Avalanche photodiode structures that have separate absorption and multiplication layers (SAM-APDs) can provide electrical output signals with high fidelity (i.e. low noise). For use in telecommunications applications, the APD is electrically biased such that the electrical response is substantially linear with optical power. Although the APD requires higher operating voltages, the internal gain of the APD provides a significant increase in receiver sensitivity compared to a PIN photodiode. This is important for realizing high speed optical receivers for high data rate communications networks.

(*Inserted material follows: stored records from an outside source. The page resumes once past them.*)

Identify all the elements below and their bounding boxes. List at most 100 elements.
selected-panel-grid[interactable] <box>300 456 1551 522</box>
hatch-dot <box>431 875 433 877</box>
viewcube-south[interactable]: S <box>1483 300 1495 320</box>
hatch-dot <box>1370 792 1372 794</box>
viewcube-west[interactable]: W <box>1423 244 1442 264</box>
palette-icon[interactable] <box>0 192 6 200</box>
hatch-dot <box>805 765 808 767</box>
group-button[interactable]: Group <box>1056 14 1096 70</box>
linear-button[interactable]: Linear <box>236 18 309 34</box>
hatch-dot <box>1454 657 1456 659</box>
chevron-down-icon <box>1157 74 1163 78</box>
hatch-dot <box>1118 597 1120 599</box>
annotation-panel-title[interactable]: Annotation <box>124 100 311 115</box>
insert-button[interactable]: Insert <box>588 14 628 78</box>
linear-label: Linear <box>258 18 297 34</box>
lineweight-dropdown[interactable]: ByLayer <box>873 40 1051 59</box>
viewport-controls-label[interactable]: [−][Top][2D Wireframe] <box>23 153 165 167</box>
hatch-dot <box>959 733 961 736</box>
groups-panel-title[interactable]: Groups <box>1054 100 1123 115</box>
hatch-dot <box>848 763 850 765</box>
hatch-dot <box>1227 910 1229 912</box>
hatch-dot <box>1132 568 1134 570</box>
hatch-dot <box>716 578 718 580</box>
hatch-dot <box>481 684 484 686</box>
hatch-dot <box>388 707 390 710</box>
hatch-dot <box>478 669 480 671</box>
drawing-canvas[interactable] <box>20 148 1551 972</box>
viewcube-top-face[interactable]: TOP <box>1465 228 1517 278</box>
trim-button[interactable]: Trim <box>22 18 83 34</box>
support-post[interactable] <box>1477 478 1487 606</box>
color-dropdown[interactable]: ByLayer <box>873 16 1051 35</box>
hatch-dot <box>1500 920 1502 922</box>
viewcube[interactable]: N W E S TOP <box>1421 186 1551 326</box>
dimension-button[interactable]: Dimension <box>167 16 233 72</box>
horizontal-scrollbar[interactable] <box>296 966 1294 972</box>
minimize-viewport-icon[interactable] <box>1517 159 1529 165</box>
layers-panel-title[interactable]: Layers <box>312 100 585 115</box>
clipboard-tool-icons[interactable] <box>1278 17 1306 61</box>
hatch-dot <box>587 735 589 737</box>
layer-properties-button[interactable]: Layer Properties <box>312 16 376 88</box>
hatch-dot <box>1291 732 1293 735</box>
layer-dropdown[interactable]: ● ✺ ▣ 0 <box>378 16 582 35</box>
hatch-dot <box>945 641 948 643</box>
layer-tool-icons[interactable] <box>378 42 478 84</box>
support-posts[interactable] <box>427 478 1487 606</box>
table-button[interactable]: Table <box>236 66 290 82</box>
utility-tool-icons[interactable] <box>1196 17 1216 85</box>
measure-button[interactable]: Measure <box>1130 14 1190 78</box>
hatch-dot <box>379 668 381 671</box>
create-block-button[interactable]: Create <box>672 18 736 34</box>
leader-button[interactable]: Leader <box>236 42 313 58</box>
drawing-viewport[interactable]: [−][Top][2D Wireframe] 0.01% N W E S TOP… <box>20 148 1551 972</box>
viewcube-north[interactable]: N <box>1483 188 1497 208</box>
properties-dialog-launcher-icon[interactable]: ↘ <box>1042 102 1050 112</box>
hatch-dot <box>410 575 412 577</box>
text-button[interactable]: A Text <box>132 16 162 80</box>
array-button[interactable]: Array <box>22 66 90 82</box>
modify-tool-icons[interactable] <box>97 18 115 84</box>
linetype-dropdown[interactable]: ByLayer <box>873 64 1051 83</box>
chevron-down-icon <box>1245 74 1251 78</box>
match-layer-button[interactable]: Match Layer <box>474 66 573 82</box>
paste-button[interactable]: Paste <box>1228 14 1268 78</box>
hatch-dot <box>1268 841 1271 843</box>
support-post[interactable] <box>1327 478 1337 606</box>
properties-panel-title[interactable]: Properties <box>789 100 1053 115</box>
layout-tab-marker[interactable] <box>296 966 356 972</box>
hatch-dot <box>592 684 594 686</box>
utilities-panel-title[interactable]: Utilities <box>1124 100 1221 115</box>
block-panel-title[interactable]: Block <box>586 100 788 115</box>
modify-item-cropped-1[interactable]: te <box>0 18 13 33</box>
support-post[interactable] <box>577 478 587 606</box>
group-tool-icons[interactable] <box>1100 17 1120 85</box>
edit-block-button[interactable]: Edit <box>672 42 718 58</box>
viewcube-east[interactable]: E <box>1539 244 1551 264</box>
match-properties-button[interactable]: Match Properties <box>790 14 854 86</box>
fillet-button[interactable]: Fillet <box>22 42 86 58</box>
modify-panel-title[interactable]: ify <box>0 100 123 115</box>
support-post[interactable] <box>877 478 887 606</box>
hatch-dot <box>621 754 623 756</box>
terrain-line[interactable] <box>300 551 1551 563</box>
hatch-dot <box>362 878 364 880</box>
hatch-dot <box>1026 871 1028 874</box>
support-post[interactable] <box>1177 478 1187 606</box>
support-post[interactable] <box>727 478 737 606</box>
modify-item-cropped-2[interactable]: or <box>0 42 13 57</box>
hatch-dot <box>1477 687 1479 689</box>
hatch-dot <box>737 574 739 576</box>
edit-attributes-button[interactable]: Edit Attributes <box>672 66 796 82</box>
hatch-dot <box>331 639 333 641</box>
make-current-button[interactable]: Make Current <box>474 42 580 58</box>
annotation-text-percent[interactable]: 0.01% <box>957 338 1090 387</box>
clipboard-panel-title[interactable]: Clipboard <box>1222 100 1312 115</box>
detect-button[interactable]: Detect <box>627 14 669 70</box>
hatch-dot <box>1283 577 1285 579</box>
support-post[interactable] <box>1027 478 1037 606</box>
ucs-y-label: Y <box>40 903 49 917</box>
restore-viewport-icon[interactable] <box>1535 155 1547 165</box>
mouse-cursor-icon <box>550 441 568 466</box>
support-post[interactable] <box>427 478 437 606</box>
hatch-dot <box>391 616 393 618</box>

A critical feature of APD design is to maintain gain uniformity across the active region of the device. The active region comprises a p-n junction formed by diffusion in the multiplication layer. However, the edge curvature of the diffusion profile causes locally elevated electric fields at the edge of the active region. The tendency for increase of electric fields at the edge of the active region is a basic property of the physics of finite-size planar p-n junctions. As seen in a prior art diode structure shown in FIG. 1, the electric field at the edge (E1 for single diffusion, and E1, E2 for double diffusion) is usually higher than that at center Ec due to the curvature effect.

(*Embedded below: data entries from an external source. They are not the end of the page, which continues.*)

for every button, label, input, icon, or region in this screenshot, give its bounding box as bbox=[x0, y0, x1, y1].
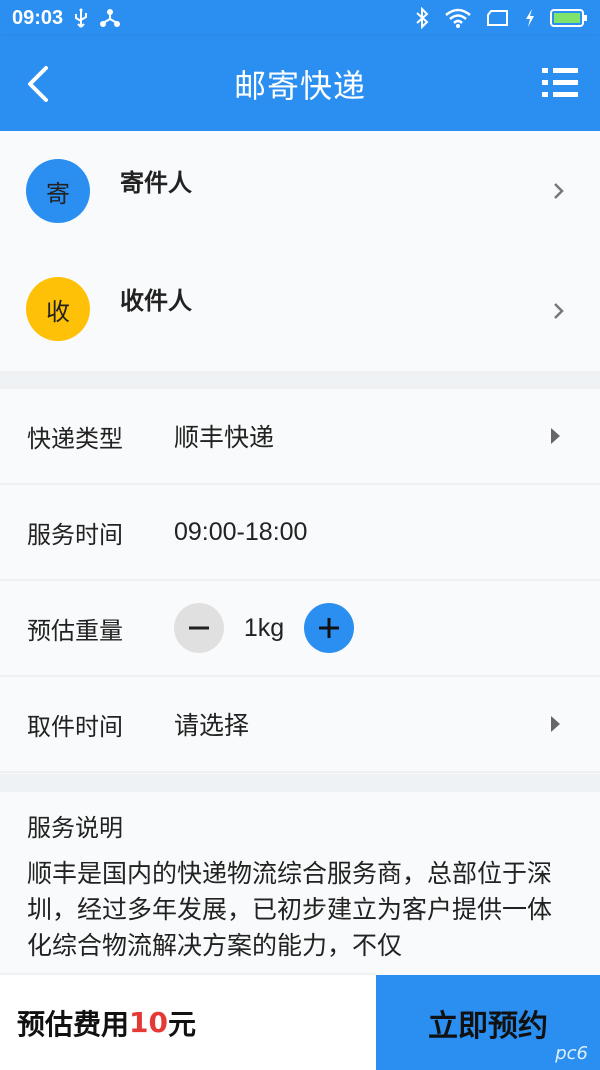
sender-badge: 寄 bbox=[26, 159, 90, 223]
title-bar: 邮寄快递 bbox=[0, 36, 600, 131]
estimate-amount: 10 bbox=[129, 1006, 168, 1039]
weight-value: 1kg bbox=[243, 613, 285, 642]
description-title: 服务说明 bbox=[27, 814, 123, 842]
plus-icon bbox=[319, 618, 339, 638]
wifi-icon bbox=[445, 8, 471, 28]
caret-right-icon bbox=[551, 428, 560, 444]
chevron-right-icon bbox=[554, 183, 564, 199]
section-divider bbox=[0, 774, 600, 792]
watermark: pc6 bbox=[555, 1043, 588, 1064]
sender-label: 寄件人 bbox=[120, 169, 192, 197]
receiver-row[interactable]: 收 收件人 bbox=[0, 251, 600, 371]
weight-stepper: 1kg bbox=[174, 603, 354, 653]
section-divider bbox=[0, 371, 600, 389]
weight-label: 预估重量 bbox=[27, 616, 123, 645]
sim-icon bbox=[487, 10, 508, 26]
bottom-bar: 预估费用 10 元 立即预约 bbox=[0, 975, 600, 1070]
bluetooth-icon bbox=[416, 7, 429, 29]
courier-type-row[interactable]: 快递类型 顺丰快递 bbox=[0, 389, 600, 485]
battery-icon bbox=[550, 9, 587, 27]
description-body: 顺丰是国内的快递物流综合服务商，总部位于深圳，经过多年发展，已初步建立为客户提供… bbox=[27, 859, 553, 960]
chevron-right-icon bbox=[554, 303, 564, 319]
receiver-label: 收件人 bbox=[120, 287, 192, 315]
usb-icon bbox=[75, 8, 88, 28]
share-icon bbox=[100, 9, 121, 27]
service-description: 服务说明 顺丰是国内的快递物流综合服务商，总部位于深圳，经过多年发展，已初步建立… bbox=[0, 792, 600, 992]
back-icon[interactable] bbox=[22, 64, 56, 104]
courier-type-label: 快递类型 bbox=[27, 424, 123, 453]
estimate-prefix: 预估费用 bbox=[17, 1007, 130, 1041]
weight-row: 预估重量 1kg bbox=[0, 581, 600, 677]
service-time-value: 09:00-18:00 bbox=[174, 517, 308, 546]
page-title: 邮寄快递 bbox=[233, 66, 366, 105]
pickup-time-row[interactable]: 取件时间 请选择 bbox=[0, 677, 600, 773]
decrease-weight-button[interactable] bbox=[174, 603, 224, 653]
pickup-time-value: 请选择 bbox=[174, 712, 250, 740]
service-time-label: 服务时间 bbox=[27, 520, 123, 549]
charging-icon bbox=[526, 9, 534, 27]
pickup-time-label: 取件时间 bbox=[27, 712, 123, 741]
courier-type-value: 顺丰快递 bbox=[174, 424, 275, 452]
estimated-cost: 预估费用 10 元 bbox=[0, 975, 376, 1070]
increase-weight-button[interactable] bbox=[304, 603, 354, 653]
party-section: 寄 寄件人 收 收件人 bbox=[0, 131, 600, 371]
status-time: 09:03 bbox=[12, 6, 64, 29]
sender-row[interactable]: 寄 寄件人 bbox=[0, 131, 600, 251]
service-time-row: 服务时间 09:00-18:00 bbox=[0, 485, 600, 581]
receiver-badge: 收 bbox=[26, 277, 90, 341]
caret-right-icon bbox=[551, 716, 560, 732]
estimate-suffix: 元 bbox=[167, 1007, 196, 1041]
minus-icon bbox=[189, 626, 209, 630]
status-bar: 09:03 bbox=[0, 0, 600, 36]
list-icon[interactable] bbox=[542, 66, 578, 100]
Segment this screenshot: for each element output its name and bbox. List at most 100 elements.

The p-n junction is formed by opening a window, such as by photolithography, in a passivation layer above an intrinsic multiplication layer. Solid or gas sources are used to deliver a p-type dopant, such as zinc to the window, which is diffused under high heat into the crystal lattice of the multiplication layer. Because the flow of dopant molecules is both lateral and transverse a curved edge region is formed underneath the edges of the window. This curved portion of the p-n junction has a higher electric field than the planar portions in the center of the window.
These increased edge fields lead to larger gain at the edge of the active region which causes a poor gain uniformity and premature breakdown, typically referred to as “edge breakdown”. The poor gain uniformity has markedly deleterious effects on device performance, particularly the noise performance and bandwidth of the APD. For practical SAM-APDs, the breakdown-voltage uniformity across the entire active region should be within 5 to 10 percent, and preferably within one percent. The breakdown-voltage is the voltage at which the p-n junction is sufficiently reverse-biased to conduct a large current arising from a self-sustaining avalanche process, even in the absence of continuous optical power.
Reduction of the electric field intensity at the edge of the active region is a key for alleviating edge breakdown. One published technique for controlling edge breakdown in planar junctions is through controlling the diffused pn-junction profile (also called diffusion profile). Ultimately, the key to suppress the edge breakdown is to have a smooth transition profile at the edge of the active region.
As illustrated in FIG. 1, a p-n junction 10 is shaped to create a thicker multiplication layer with consequently lower electric fields at the edge 12 of the active region 14. The method for realizing such a shaped diffusion profile 10 is through the use of double diffusions of the same dopant (e.g. zinc) employing different diameter concentric windows for successive diffusions to different depths. The second diffusion edge can be smoothed out with the drive-in help of the dopant from the first diffusion region. Therefore, the curvature effect of the second diffusion edge 16 is alleviated. An example of this technique is disclosed in U.S. Pat. No. 6,515,315 by M. A. Itzler et al, assigned to the common owner of the present invention. The diffusion depth of the first and second diffusion steps should be very carefully optimized to achieve the highest electric field located in the center region Ec. However, in reality, the design window is quite small. If the step between the first and second diffusion is too small in depth, the curvature effect of the first diffusion edge becomes severe, resulting in electrical field E1 larger than Ec. And if the step is too big, it will not provide enough help to smooth out the second diffusion corner, resulting in electrical field E2 larger than Ec. It gives a very high requirement to the control of the diffusion process.
Yang et al. describe a method to form a step-like diffusion profile to suppress the edge breakdown in a single diffusion process step in U.S. Pat. No. 6,492,239. Before diffusion, a 0.3 um step in the InP is formed through wet chemical etching. However, in use the etch depth and sidewall curvature is very difficult to control by wet chemical etching. The diffused pn-junction profile strongly depends on a predetermined depth and curvature of etching. The alternative method is dry etching which can control the etch depth and the sidewall profile much better. But dry etching damages the InP surface severely and the surface condition/reconstruction is critical to achieve a repeatable diffusion profile.
Accordingly, a method of forming a smooth edge transition without a sharp curvature in the diffusion profile in a SAM-APD that will further lower electric fields in the edge of the active region remains highly desirable. An APD exhibiting improved gain uniformity across the active region of the device is equally desired.